Stations' local online ad revenue is expected to reach nearly
$1.4 billion in 2010, a 21% improvement over 2009, according to a study
released today by Borrell Associates and the Television Bureau of Advertising
(TVB). While broadcasters are showing improvement over 2009 in just about every
revenue category, last year wasn't too bad for web revenue. Stations rang up
some $1.15 billion in interactive business last year, a 10% boost over the year
before. That sum was nonetheless off a bit from Borrell Associates' 2009
forecast of $1.3 billion, issued at this point last year.
"In a year where the IAB reported flat internet revenues,
the performance of local TV stations is quite stunning," said TVB VP of
Strategic Planning Jack Poor.
Borrell Associates presented findings from its "Benchmarking:
TV Web Sales Defy Gravity, Gain 10%" at the Gannett building in Manhattan this morning. This year's data
focused on 573 TV stations; around 84% of them made less than $1 million on the
web last year, suggesting considerable room for growth. "It's still a small
amount of a station's total revenue," said Borrell CEO Gordon Borrell.

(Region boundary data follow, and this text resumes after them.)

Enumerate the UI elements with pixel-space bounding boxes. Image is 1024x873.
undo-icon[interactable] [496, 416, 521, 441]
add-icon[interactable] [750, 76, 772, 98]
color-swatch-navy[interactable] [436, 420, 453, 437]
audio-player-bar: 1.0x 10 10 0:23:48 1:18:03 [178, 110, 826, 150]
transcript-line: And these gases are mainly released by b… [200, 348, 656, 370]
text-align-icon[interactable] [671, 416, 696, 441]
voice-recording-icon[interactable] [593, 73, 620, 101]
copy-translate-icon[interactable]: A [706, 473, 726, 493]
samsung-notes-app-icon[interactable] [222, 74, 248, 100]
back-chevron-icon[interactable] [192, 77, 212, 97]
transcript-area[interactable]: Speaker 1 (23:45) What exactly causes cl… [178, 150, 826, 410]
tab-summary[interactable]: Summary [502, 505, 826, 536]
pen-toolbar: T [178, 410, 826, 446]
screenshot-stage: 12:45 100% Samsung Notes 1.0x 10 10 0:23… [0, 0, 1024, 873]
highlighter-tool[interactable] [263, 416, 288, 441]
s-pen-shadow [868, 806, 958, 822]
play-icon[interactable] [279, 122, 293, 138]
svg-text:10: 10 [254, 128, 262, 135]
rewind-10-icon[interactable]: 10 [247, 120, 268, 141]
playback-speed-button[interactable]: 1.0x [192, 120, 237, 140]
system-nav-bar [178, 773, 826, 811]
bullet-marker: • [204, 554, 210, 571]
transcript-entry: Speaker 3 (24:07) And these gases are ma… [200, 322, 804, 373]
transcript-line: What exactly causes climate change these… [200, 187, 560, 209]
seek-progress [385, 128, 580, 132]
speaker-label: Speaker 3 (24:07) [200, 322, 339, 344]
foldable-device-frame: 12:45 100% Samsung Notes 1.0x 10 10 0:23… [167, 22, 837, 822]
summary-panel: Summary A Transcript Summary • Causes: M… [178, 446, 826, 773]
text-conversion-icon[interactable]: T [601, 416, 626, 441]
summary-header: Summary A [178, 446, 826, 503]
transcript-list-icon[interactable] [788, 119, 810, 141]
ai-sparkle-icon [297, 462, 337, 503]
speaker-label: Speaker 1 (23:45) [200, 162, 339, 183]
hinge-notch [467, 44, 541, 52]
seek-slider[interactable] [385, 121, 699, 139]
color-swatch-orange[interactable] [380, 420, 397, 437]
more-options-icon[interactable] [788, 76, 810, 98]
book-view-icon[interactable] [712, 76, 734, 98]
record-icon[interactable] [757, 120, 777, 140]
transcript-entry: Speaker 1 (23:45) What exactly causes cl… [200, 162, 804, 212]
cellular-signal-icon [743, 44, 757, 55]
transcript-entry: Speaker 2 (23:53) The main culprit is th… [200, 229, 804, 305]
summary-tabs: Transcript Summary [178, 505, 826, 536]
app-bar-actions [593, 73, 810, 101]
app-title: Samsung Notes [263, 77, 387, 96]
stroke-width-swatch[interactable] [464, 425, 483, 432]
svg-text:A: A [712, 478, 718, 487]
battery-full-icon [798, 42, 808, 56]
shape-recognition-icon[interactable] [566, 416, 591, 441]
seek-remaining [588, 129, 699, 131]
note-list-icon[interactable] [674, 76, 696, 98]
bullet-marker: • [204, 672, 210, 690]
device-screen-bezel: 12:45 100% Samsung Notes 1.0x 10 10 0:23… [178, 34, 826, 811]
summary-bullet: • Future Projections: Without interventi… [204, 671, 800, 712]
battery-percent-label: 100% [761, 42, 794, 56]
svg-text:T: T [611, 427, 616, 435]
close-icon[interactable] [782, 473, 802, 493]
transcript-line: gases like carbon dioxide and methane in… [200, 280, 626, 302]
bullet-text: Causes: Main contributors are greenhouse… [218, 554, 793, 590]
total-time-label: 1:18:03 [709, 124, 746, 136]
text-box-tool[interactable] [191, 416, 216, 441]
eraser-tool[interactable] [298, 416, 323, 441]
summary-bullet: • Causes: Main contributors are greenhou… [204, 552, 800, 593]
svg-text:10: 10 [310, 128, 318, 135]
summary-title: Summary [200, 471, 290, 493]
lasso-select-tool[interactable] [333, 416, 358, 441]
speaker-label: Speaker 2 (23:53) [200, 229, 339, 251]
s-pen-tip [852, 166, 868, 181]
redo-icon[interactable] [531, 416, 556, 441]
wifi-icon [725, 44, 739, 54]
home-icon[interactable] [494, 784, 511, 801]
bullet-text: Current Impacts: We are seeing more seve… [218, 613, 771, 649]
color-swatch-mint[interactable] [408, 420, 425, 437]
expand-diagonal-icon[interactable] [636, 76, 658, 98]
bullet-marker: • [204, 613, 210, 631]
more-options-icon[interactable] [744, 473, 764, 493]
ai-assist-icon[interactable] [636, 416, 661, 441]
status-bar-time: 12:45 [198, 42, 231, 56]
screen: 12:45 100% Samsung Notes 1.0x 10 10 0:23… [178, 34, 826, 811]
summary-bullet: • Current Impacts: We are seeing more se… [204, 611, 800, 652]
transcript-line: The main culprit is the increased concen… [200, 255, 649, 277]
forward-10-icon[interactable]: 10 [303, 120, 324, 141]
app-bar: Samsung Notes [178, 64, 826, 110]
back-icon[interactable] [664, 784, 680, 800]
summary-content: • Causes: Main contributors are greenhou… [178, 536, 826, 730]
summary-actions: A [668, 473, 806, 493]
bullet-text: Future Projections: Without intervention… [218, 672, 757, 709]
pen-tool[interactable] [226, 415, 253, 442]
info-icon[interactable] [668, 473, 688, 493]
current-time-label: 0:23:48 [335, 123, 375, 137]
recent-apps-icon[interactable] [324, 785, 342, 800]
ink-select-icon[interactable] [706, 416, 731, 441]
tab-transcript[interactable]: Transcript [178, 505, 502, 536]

Stations are grabbing online business from print media,
whether it's Yellow Pages advertisers, newspaper classifieds or even couponing.
Newspapers saw their local revenue market share shrink from 27.7% to 23.6% from
2008 to 2009, while broadcast TV grew from 8.3% to 8.7%.
Borrell said local television is in good shape to cash in on
the mobile advertising people increasingly consume on their smartphones and
tablets. At the NAB show last week, a dozen major broadcast groups, including
Gannett, announced a joint mobile DTV initiative. "Mobile is a new and upcoming medium, and
television has a history of understanding new mediums and going after them,"
Local mobile advertising was over $200 million last year,
with broadcast capturing 12% of it. Calling mobile "a new disrupter," Borrell
said that $200 million should "skyrocket into the billions" in two years' time.
The stations whose web revenue represents a good chunk of
their total revenue-say, in the double digit percentages-are the ones who are
thinking of online as its own business, said Borrell, not as simply a marketing
tool for television. "If you stop thinking like a television station," he
said, "you can get to the next level."